Değerli arkadaşlarım, bu süreçten sonra, bir vatandaşımız Danıştay’a yönetmeliğin iptali ve yürütmesinin durdurulması hakkında dava açıyor ve Danıştay bu konuyu görüşüyor. Bizim de o yönetmelik çıktığında savunduğumuz, önce biyogüvenlik yasasını çıkartalım, bu konunun esaslarını, çerçevesini net olarak çizelim, ona dayalı olarak yönetmelik çıkartalım önerinize uygun olarak, aynı gerekçeyle Danıştay Yönetmeliği iptal etti.
Böylece bu konuda, Türkiye’de bir mevzuat boşluğu ortaya çıkmış oldu. Ama bu süreç içerisinde, Türk halkı en azından GDO’yu öğrendi, en çarpıcı olanı da1998 yılından beri Türkiye’ye milyonlarca ton GDO’lu tarımsal ürünün girdiğini öğrendi. Yani henüz masumiyeti kanıtlanmamış, zararlı mı, değil mi belli olmayan bu teknolojiyle Türkiye’de on , on iki yıldır geçmiş hükûmetler ve 2002 yılından bu yana da siz AKP iktidarı döneminde Türk halkına bu ürünlerin yedirildiği ortaya çıkmış oldu.

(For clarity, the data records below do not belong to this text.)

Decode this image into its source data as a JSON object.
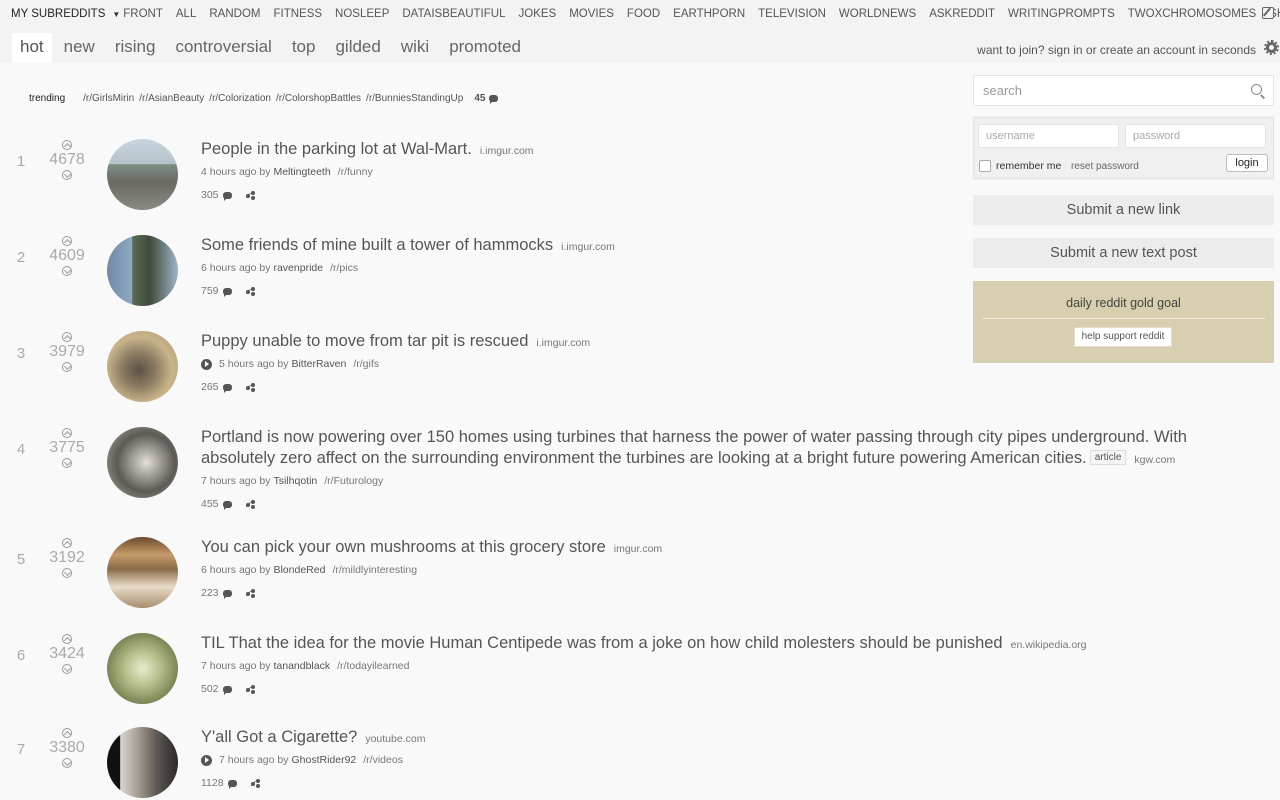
{
  "srbar": {
    "my_subreddits": "MY SUBREDDITS",
    "items": [
      "FRONT",
      "ALL",
      "RANDOM",
      "FITNESS",
      "NOSLEEP",
      "DATAISBEAUTIFUL",
      "JOKES",
      "MOVIES",
      "FOOD",
      "EARTHPORN",
      "TELEVISION",
      "WORLDNEWS",
      "ASKREDDIT",
      "WRITINGPROMPTS",
      "TWOXCHROMOSOMES",
      "SHOWERTHOUGHTS"
    ]
  },
  "tabs": [
    "hot",
    "new",
    "rising",
    "controversial",
    "top",
    "gilded",
    "wiki",
    "promoted"
  ],
  "active_tab": "hot",
  "join_text": "want to join? sign in or create an account in seconds",
  "trending": {
    "label": "trending",
    "items": [
      "/r/GirlsMirin",
      "/r/AsianBeauty",
      "/r/Colorization",
      "/r/ColorshopBattles",
      "/r/BunniesStandingUp"
    ],
    "count": "45"
  },
  "posts": [
    {
      "rank": "1",
      "score": "4678",
      "title": "People in the parking lot at Wal-Mart.",
      "flair": "",
      "domain": "i.imgur.com",
      "time": "4 hours ago by",
      "author": "Meltingteeth",
      "subreddit": "/r/funny",
      "comments": "305",
      "video": false,
      "thumb": "thumb-parking-lot"
    },
    {
      "rank": "2",
      "score": "4609",
      "title": "Some friends of mine built a tower of hammocks",
      "flair": "",
      "domain": "i.imgur.com",
      "time": "6 hours ago by",
      "author": "ravenpride",
      "subreddit": "/r/pics",
      "comments": "759",
      "video": false,
      "thumb": "thumb-hammocks"
    },
    {
      "rank": "3",
      "score": "3979",
      "title": "Puppy unable to move from tar pit is rescued",
      "flair": "",
      "domain": "i.imgur.com",
      "time": "5 hours ago by",
      "author": "BitterRaven",
      "subreddit": "/r/gifs",
      "comments": "265",
      "video": true,
      "thumb": "thumb-puppy"
    },
    {
      "rank": "4",
      "score": "3775",
      "title": "Portland is now powering over 150 homes using turbines that harness the power of water passing through city pipes underground. With absolutely zero affect on the surrounding environment the turbines are looking at a bright future powering American cities.",
      "flair": "article",
      "domain": "kgw.com",
      "time": "7 hours ago by",
      "author": "Tsilhqotin",
      "subreddit": "/r/Futurology",
      "comments": "455",
      "video": false,
      "thumb": "thumb-turbine"
    },
    {
      "rank": "5",
      "score": "3192",
      "title": "You can pick your own mushrooms at this grocery store",
      "flair": "",
      "domain": "imgur.com",
      "time": "6 hours ago by",
      "author": "BlondeRed",
      "subreddit": "/r/mildlyinteresting",
      "comments": "223",
      "video": false,
      "thumb": "thumb-mushrooms"
    },
    {
      "rank": "6",
      "score": "3424",
      "title": "TIL That the idea for the movie Human Centipede was from a joke on how child molesters should be punished",
      "flair": "",
      "domain": "en.wikipedia.org",
      "time": "7 hours ago by",
      "author": "tanandblack",
      "subreddit": "/r/todayilearned",
      "comments": "502",
      "video": false,
      "thumb": "thumb-forest"
    },
    {
      "rank": "7",
      "score": "3380",
      "title": "Y'all Got a Cigarette?",
      "flair": "",
      "domain": "youtube.com",
      "time": "7 hours ago by",
      "author": "GhostRider92",
      "subreddit": "/r/videos",
      "comments": "1128",
      "video": true,
      "thumb": "thumb-video"
    }
  ],
  "sidebar": {
    "search_placeholder": "search",
    "username_placeholder": "username",
    "password_placeholder": "password",
    "remember_me": "remember me",
    "reset_password": "reset password",
    "login": "login",
    "submit_link": "Submit a new link",
    "submit_text": "Submit a new text post",
    "gold_title": "daily reddit gold goal",
    "gold_button": "help support reddit"
  },
  "colors": {
    "gold_bg": "#d8ceb0",
    "bar_bg": "#f3f3f3",
    "page_bg": "#f9f9f9"
  }
}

Değerli arkadaşlarım, GDO konusunda dünyada lobi faaliyetlerinin olduğu yadsınamaz bir gerçektir. Çünkü GDO’lu üretim ekonomik olarak hem tohumculuk hem tarımsal üretim anlamında gerçekten çok büyük rakamlara ulaşan bir değere sahiptir. Dolayısıyla, bu tip lobileri normal karşılamak mümkün olabilir ama benim anormal karşıladığım, bu lobi faaliyetlerinden Tarım Bakanlığının kesinlikle etkileniyor olması.

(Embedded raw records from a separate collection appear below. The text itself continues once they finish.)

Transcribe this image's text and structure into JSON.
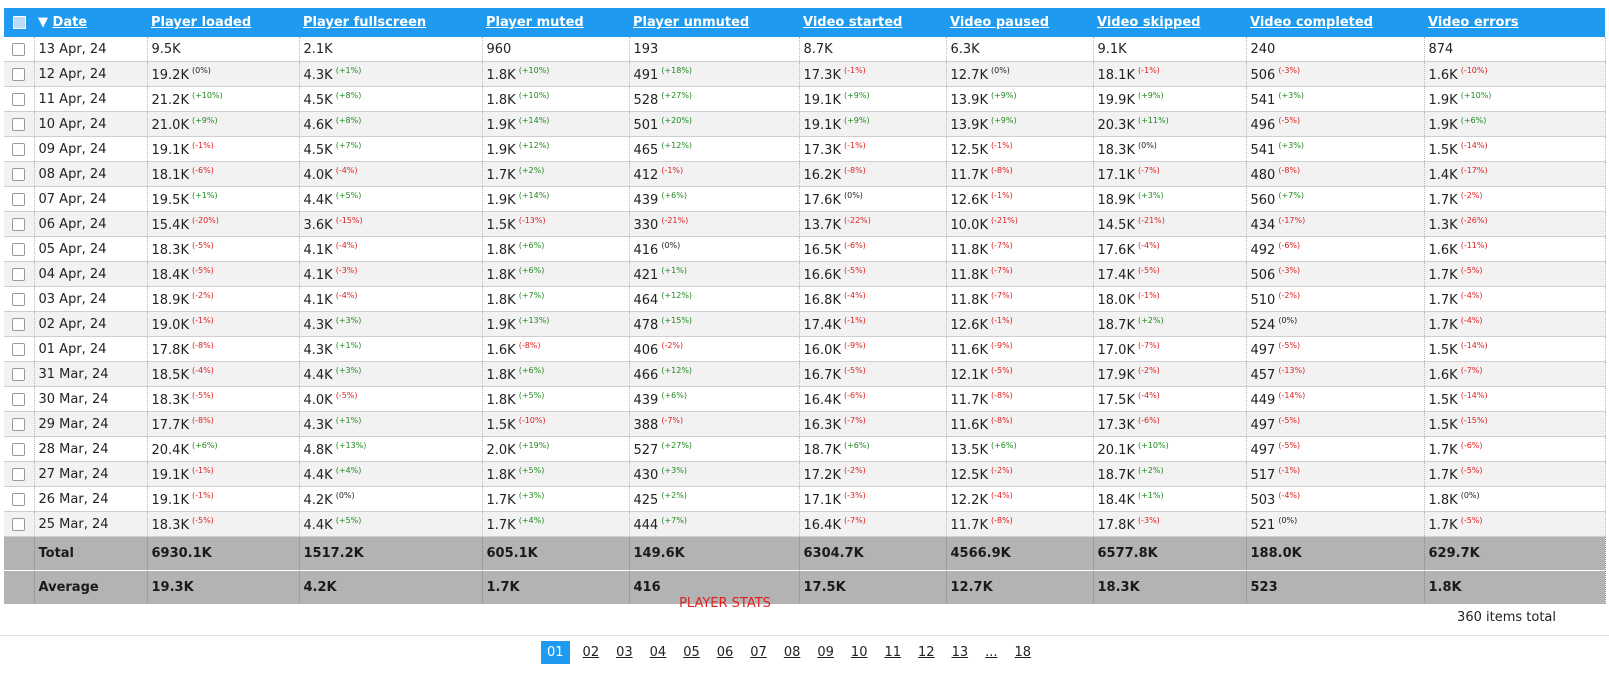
{
  "columns": {
    "date": "Date",
    "sort_glyph": "▼",
    "metrics": [
      "Player loaded",
      "Player fullscreen",
      "Player muted",
      "Player unmuted",
      "Video started",
      "Video paused",
      "Video skipped",
      "Video completed",
      "Video errors"
    ]
  },
  "rows": [
    {
      "date": "13 Apr, 24",
      "cells": [
        [
          "9.5K",
          ""
        ],
        [
          "2.1K",
          ""
        ],
        [
          "960",
          ""
        ],
        [
          "193",
          ""
        ],
        [
          "8.7K",
          ""
        ],
        [
          "6.3K",
          ""
        ],
        [
          "9.1K",
          ""
        ],
        [
          "240",
          ""
        ],
        [
          "874",
          ""
        ]
      ]
    },
    {
      "date": "12 Apr, 24",
      "cells": [
        [
          "19.2K",
          "(0%)"
        ],
        [
          "4.3K",
          "(+1%)"
        ],
        [
          "1.8K",
          "(+10%)"
        ],
        [
          "491",
          "(+18%)"
        ],
        [
          "17.3K",
          "(-1%)"
        ],
        [
          "12.7K",
          "(0%)"
        ],
        [
          "18.1K",
          "(-1%)"
        ],
        [
          "506",
          "(-3%)"
        ],
        [
          "1.6K",
          "(-10%)"
        ]
      ]
    },
    {
      "date": "11 Apr, 24",
      "cells": [
        [
          "21.2K",
          "(+10%)"
        ],
        [
          "4.5K",
          "(+8%)"
        ],
        [
          "1.8K",
          "(+10%)"
        ],
        [
          "528",
          "(+27%)"
        ],
        [
          "19.1K",
          "(+9%)"
        ],
        [
          "13.9K",
          "(+9%)"
        ],
        [
          "19.9K",
          "(+9%)"
        ],
        [
          "541",
          "(+3%)"
        ],
        [
          "1.9K",
          "(+10%)"
        ]
      ]
    },
    {
      "date": "10 Apr, 24",
      "cells": [
        [
          "21.0K",
          "(+9%)"
        ],
        [
          "4.6K",
          "(+8%)"
        ],
        [
          "1.9K",
          "(+14%)"
        ],
        [
          "501",
          "(+20%)"
        ],
        [
          "19.1K",
          "(+9%)"
        ],
        [
          "13.9K",
          "(+9%)"
        ],
        [
          "20.3K",
          "(+11%)"
        ],
        [
          "496",
          "(-5%)"
        ],
        [
          "1.9K",
          "(+6%)"
        ]
      ]
    },
    {
      "date": "09 Apr, 24",
      "cells": [
        [
          "19.1K",
          "(-1%)"
        ],
        [
          "4.5K",
          "(+7%)"
        ],
        [
          "1.9K",
          "(+12%)"
        ],
        [
          "465",
          "(+12%)"
        ],
        [
          "17.3K",
          "(-1%)"
        ],
        [
          "12.5K",
          "(-1%)"
        ],
        [
          "18.3K",
          "(0%)"
        ],
        [
          "541",
          "(+3%)"
        ],
        [
          "1.5K",
          "(-14%)"
        ]
      ]
    },
    {
      "date": "08 Apr, 24",
      "cells": [
        [
          "18.1K",
          "(-6%)"
        ],
        [
          "4.0K",
          "(-4%)"
        ],
        [
          "1.7K",
          "(+2%)"
        ],
        [
          "412",
          "(-1%)"
        ],
        [
          "16.2K",
          "(-8%)"
        ],
        [
          "11.7K",
          "(-8%)"
        ],
        [
          "17.1K",
          "(-7%)"
        ],
        [
          "480",
          "(-8%)"
        ],
        [
          "1.4K",
          "(-17%)"
        ]
      ]
    },
    {
      "date": "07 Apr, 24",
      "cells": [
        [
          "19.5K",
          "(+1%)"
        ],
        [
          "4.4K",
          "(+5%)"
        ],
        [
          "1.9K",
          "(+14%)"
        ],
        [
          "439",
          "(+6%)"
        ],
        [
          "17.6K",
          "(0%)"
        ],
        [
          "12.6K",
          "(-1%)"
        ],
        [
          "18.9K",
          "(+3%)"
        ],
        [
          "560",
          "(+7%)"
        ],
        [
          "1.7K",
          "(-2%)"
        ]
      ]
    },
    {
      "date": "06 Apr, 24",
      "cells": [
        [
          "15.4K",
          "(-20%)"
        ],
        [
          "3.6K",
          "(-15%)"
        ],
        [
          "1.5K",
          "(-13%)"
        ],
        [
          "330",
          "(-21%)"
        ],
        [
          "13.7K",
          "(-22%)"
        ],
        [
          "10.0K",
          "(-21%)"
        ],
        [
          "14.5K",
          "(-21%)"
        ],
        [
          "434",
          "(-17%)"
        ],
        [
          "1.3K",
          "(-26%)"
        ]
      ]
    },
    {
      "date": "05 Apr, 24",
      "cells": [
        [
          "18.3K",
          "(-5%)"
        ],
        [
          "4.1K",
          "(-4%)"
        ],
        [
          "1.8K",
          "(+6%)"
        ],
        [
          "416",
          "(0%)"
        ],
        [
          "16.5K",
          "(-6%)"
        ],
        [
          "11.8K",
          "(-7%)"
        ],
        [
          "17.6K",
          "(-4%)"
        ],
        [
          "492",
          "(-6%)"
        ],
        [
          "1.6K",
          "(-11%)"
        ]
      ]
    },
    {
      "date": "04 Apr, 24",
      "cells": [
        [
          "18.4K",
          "(-5%)"
        ],
        [
          "4.1K",
          "(-3%)"
        ],
        [
          "1.8K",
          "(+6%)"
        ],
        [
          "421",
          "(+1%)"
        ],
        [
          "16.6K",
          "(-5%)"
        ],
        [
          "11.8K",
          "(-7%)"
        ],
        [
          "17.4K",
          "(-5%)"
        ],
        [
          "506",
          "(-3%)"
        ],
        [
          "1.7K",
          "(-5%)"
        ]
      ]
    },
    {
      "date": "03 Apr, 24",
      "cells": [
        [
          "18.9K",
          "(-2%)"
        ],
        [
          "4.1K",
          "(-4%)"
        ],
        [
          "1.8K",
          "(+7%)"
        ],
        [
          "464",
          "(+12%)"
        ],
        [
          "16.8K",
          "(-4%)"
        ],
        [
          "11.8K",
          "(-7%)"
        ],
        [
          "18.0K",
          "(-1%)"
        ],
        [
          "510",
          "(-2%)"
        ],
        [
          "1.7K",
          "(-4%)"
        ]
      ]
    },
    {
      "date": "02 Apr, 24",
      "cells": [
        [
          "19.0K",
          "(-1%)"
        ],
        [
          "4.3K",
          "(+3%)"
        ],
        [
          "1.9K",
          "(+13%)"
        ],
        [
          "478",
          "(+15%)"
        ],
        [
          "17.4K",
          "(-1%)"
        ],
        [
          "12.6K",
          "(-1%)"
        ],
        [
          "18.7K",
          "(+2%)"
        ],
        [
          "524",
          "(0%)"
        ],
        [
          "1.7K",
          "(-4%)"
        ]
      ]
    },
    {
      "date": "01 Apr, 24",
      "cells": [
        [
          "17.8K",
          "(-8%)"
        ],
        [
          "4.3K",
          "(+1%)"
        ],
        [
          "1.6K",
          "(-8%)"
        ],
        [
          "406",
          "(-2%)"
        ],
        [
          "16.0K",
          "(-9%)"
        ],
        [
          "11.6K",
          "(-9%)"
        ],
        [
          "17.0K",
          "(-7%)"
        ],
        [
          "497",
          "(-5%)"
        ],
        [
          "1.5K",
          "(-14%)"
        ]
      ]
    },
    {
      "date": "31 Mar, 24",
      "cells": [
        [
          "18.5K",
          "(-4%)"
        ],
        [
          "4.4K",
          "(+3%)"
        ],
        [
          "1.8K",
          "(+6%)"
        ],
        [
          "466",
          "(+12%)"
        ],
        [
          "16.7K",
          "(-5%)"
        ],
        [
          "12.1K",
          "(-5%)"
        ],
        [
          "17.9K",
          "(-2%)"
        ],
        [
          "457",
          "(-13%)"
        ],
        [
          "1.6K",
          "(-7%)"
        ]
      ]
    },
    {
      "date": "30 Mar, 24",
      "cells": [
        [
          "18.3K",
          "(-5%)"
        ],
        [
          "4.0K",
          "(-5%)"
        ],
        [
          "1.8K",
          "(+5%)"
        ],
        [
          "439",
          "(+6%)"
        ],
        [
          "16.4K",
          "(-6%)"
        ],
        [
          "11.7K",
          "(-8%)"
        ],
        [
          "17.5K",
          "(-4%)"
        ],
        [
          "449",
          "(-14%)"
        ],
        [
          "1.5K",
          "(-14%)"
        ]
      ]
    },
    {
      "date": "29 Mar, 24",
      "cells": [
        [
          "17.7K",
          "(-8%)"
        ],
        [
          "4.3K",
          "(+1%)"
        ],
        [
          "1.5K",
          "(-10%)"
        ],
        [
          "388",
          "(-7%)"
        ],
        [
          "16.3K",
          "(-7%)"
        ],
        [
          "11.6K",
          "(-8%)"
        ],
        [
          "17.3K",
          "(-6%)"
        ],
        [
          "497",
          "(-5%)"
        ],
        [
          "1.5K",
          "(-15%)"
        ]
      ]
    },
    {
      "date": "28 Mar, 24",
      "cells": [
        [
          "20.4K",
          "(+6%)"
        ],
        [
          "4.8K",
          "(+13%)"
        ],
        [
          "2.0K",
          "(+19%)"
        ],
        [
          "527",
          "(+27%)"
        ],
        [
          "18.7K",
          "(+6%)"
        ],
        [
          "13.5K",
          "(+6%)"
        ],
        [
          "20.1K",
          "(+10%)"
        ],
        [
          "497",
          "(-5%)"
        ],
        [
          "1.7K",
          "(-6%)"
        ]
      ]
    },
    {
      "date": "27 Mar, 24",
      "cells": [
        [
          "19.1K",
          "(-1%)"
        ],
        [
          "4.4K",
          "(+4%)"
        ],
        [
          "1.8K",
          "(+5%)"
        ],
        [
          "430",
          "(+3%)"
        ],
        [
          "17.2K",
          "(-2%)"
        ],
        [
          "12.5K",
          "(-2%)"
        ],
        [
          "18.7K",
          "(+2%)"
        ],
        [
          "517",
          "(-1%)"
        ],
        [
          "1.7K",
          "(-5%)"
        ]
      ]
    },
    {
      "date": "26 Mar, 24",
      "cells": [
        [
          "19.1K",
          "(-1%)"
        ],
        [
          "4.2K",
          "(0%)"
        ],
        [
          "1.7K",
          "(+3%)"
        ],
        [
          "425",
          "(+2%)"
        ],
        [
          "17.1K",
          "(-3%)"
        ],
        [
          "12.2K",
          "(-4%)"
        ],
        [
          "18.4K",
          "(+1%)"
        ],
        [
          "503",
          "(-4%)"
        ],
        [
          "1.8K",
          "(0%)"
        ]
      ]
    },
    {
      "date": "25 Mar, 24",
      "cells": [
        [
          "18.3K",
          "(-5%)"
        ],
        [
          "4.4K",
          "(+5%)"
        ],
        [
          "1.7K",
          "(+4%)"
        ],
        [
          "444",
          "(+7%)"
        ],
        [
          "16.4K",
          "(-7%)"
        ],
        [
          "11.7K",
          "(-8%)"
        ],
        [
          "17.8K",
          "(-3%)"
        ],
        [
          "521",
          "(0%)"
        ],
        [
          "1.7K",
          "(-5%)"
        ]
      ]
    }
  ],
  "totals": {
    "label": "Total",
    "values": [
      "6930.1K",
      "1517.2K",
      "605.1K",
      "149.6K",
      "6304.7K",
      "4566.9K",
      "6577.8K",
      "188.0K",
      "629.7K"
    ]
  },
  "averages": {
    "label": "Average",
    "values": [
      "19.3K",
      "4.2K",
      "1.7K",
      "416",
      "17.5K",
      "12.7K",
      "18.3K",
      "523",
      "1.8K"
    ]
  },
  "caption": "PLAYER STATS",
  "items_total": "360 items total",
  "pagination": {
    "pages": [
      "01",
      "02",
      "03",
      "04",
      "05",
      "06",
      "07",
      "08",
      "09",
      "10",
      "11",
      "12",
      "13",
      "...",
      "18"
    ],
    "active": "01"
  },
  "colors": {
    "header_blue": "#1e9bf0",
    "positive": "#1f8a1f",
    "negative": "#e01e1e",
    "footer_gray": "#b3b3b3"
  }
}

Bakın, çarpıcı bir haber, GDO lobilerinin faaliyetleri ilkokul ders kitaplarına kadar girmiş. İlköğretimde dördüncü sınıf Türkçe kitabında GDO ürünleri çocuklara kurtarıcı ürünler olarak anlatılıyor. Şimdi burada GDO savunucularının tezleri şu: Dünyada hızla artan bir nüfus var ve dünya hızla açlığa doğru gidiyor. Bu nüfusu doyurmak mümkün değil. Onun için GDO’lu ürünlere ihtiyaç var ve bunu biz Millî Eğitimin ders kitaplarına koyuyoruz.

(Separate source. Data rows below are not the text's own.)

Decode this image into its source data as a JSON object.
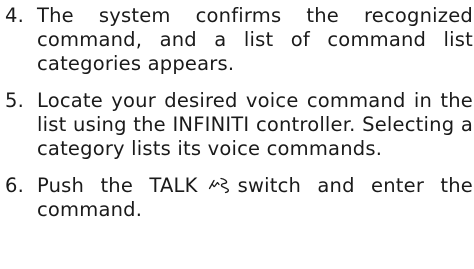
{
  "steps": [
    {
      "number": "4.",
      "text": "The system confirms the recognized command, and a list of command list categories appears."
    },
    {
      "number": "5.",
      "text": "Locate your desired voice command in the list using the INFINITI controller. Selecting a category lists its voice commands."
    },
    {
      "number": "6.",
      "text_before_icon": "Push the TALK",
      "icon": "talk-switch-icon",
      "text_after_icon": "switch and enter the command."
    }
  ]
}
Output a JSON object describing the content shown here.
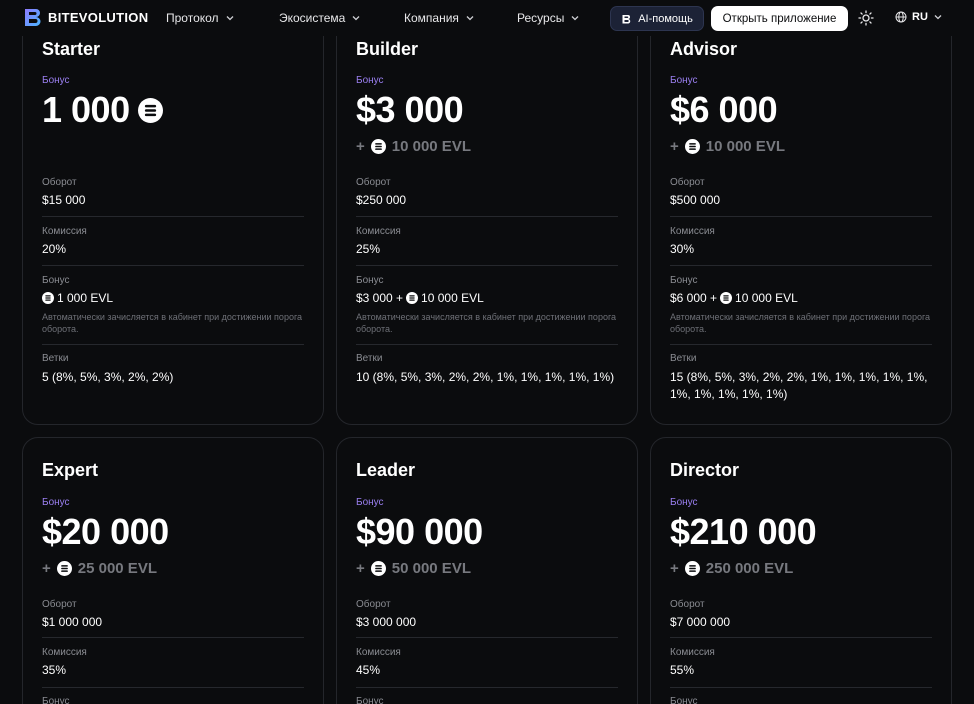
{
  "header": {
    "logo_text": "BITEVOLUTION",
    "nav": [
      {
        "label": "Протокол"
      },
      {
        "label": "Экосистема"
      },
      {
        "label": "Компания"
      },
      {
        "label": "Ресурсы"
      }
    ],
    "ai_button": "AI-помощь",
    "open_app_button": "Открыть приложение",
    "language": "RU"
  },
  "icons": {
    "logo": "bitevolution-logo-icon",
    "chevron": "chevron-down-icon",
    "theme": "sun-icon",
    "language": "globe-icon",
    "coin": "evl-coin-icon"
  },
  "colors": {
    "background": "#0b0c0e",
    "accent_purple": "#9a7ff0",
    "muted_text": "#77797f",
    "card_border": "#24262b"
  },
  "labels": {
    "bonus": "Бонус",
    "turnover": "Оборот",
    "commission": "Комиссия",
    "bonus_stat": "Бонус",
    "branches": "Ветки",
    "auto_note": "Автоматически зачисляется в кабинет при достижении порога оборота."
  },
  "cards": [
    {
      "title": "Starter",
      "price": "1 000",
      "extra": "",
      "turnover": "$15 000",
      "commission": "20%",
      "bonus_value_pre": "",
      "bonus_value_post": "1 000 EVL",
      "branches": "5 (8%, 5%, 3%, 2%, 2%)"
    },
    {
      "title": "Builder",
      "price": "$3 000",
      "extra_prefix": "+",
      "extra": "10 000 EVL",
      "turnover": "$250 000",
      "commission": "25%",
      "bonus_value_pre": "$3 000 +",
      "bonus_value_post": "10 000 EVL",
      "branches": "10 (8%, 5%, 3%, 2%, 2%, 1%, 1%, 1%, 1%, 1%)"
    },
    {
      "title": "Advisor",
      "price": "$6 000",
      "extra_prefix": "+",
      "extra": "10 000 EVL",
      "turnover": "$500 000",
      "commission": "30%",
      "bonus_value_pre": "$6 000 +",
      "bonus_value_post": "10 000 EVL",
      "branches": "15 (8%, 5%, 3%, 2%, 2%, 1%, 1%, 1%, 1%, 1%, 1%, 1%, 1%, 1%, 1%)"
    },
    {
      "title": "Expert",
      "price": "$20 000",
      "extra_prefix": "+",
      "extra": "25 000 EVL",
      "turnover": "$1 000 000",
      "commission": "35%",
      "next_label": "Бонус"
    },
    {
      "title": "Leader",
      "price": "$90 000",
      "extra_prefix": "+",
      "extra": "50 000 EVL",
      "turnover": "$3 000 000",
      "commission": "45%",
      "next_label": "Бонус"
    },
    {
      "title": "Director",
      "price": "$210 000",
      "extra_prefix": "+",
      "extra": "250 000 EVL",
      "turnover": "$7 000 000",
      "commission": "55%",
      "next_label": "Бонус"
    }
  ]
}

Çocuklarımıza daha küçük yaşlarda GDO’lu ürünlerin zararsız olduğundan ve bunlara mutlaka ihtiyacımız olduğundan, bunların faziletlerinden, erdemlerinden bahsediyoruz. Bu konu kesinlikle GDO lobilerinin faaliyeti sonucu ortaya çıkmış, o kitaplara girmiştir.
Değerli arkadaşlarım, Türkiye’de tarım iyi yönetilmiyor, Tarım ve Köyişleri Bakanlığı dökülüyor. İşte bu GDO meselesiyle birlikte Türkiye’nin tarımsal üretimde dışa bağımlı olduğu ortaya çıkmış oldu,diye konuştu.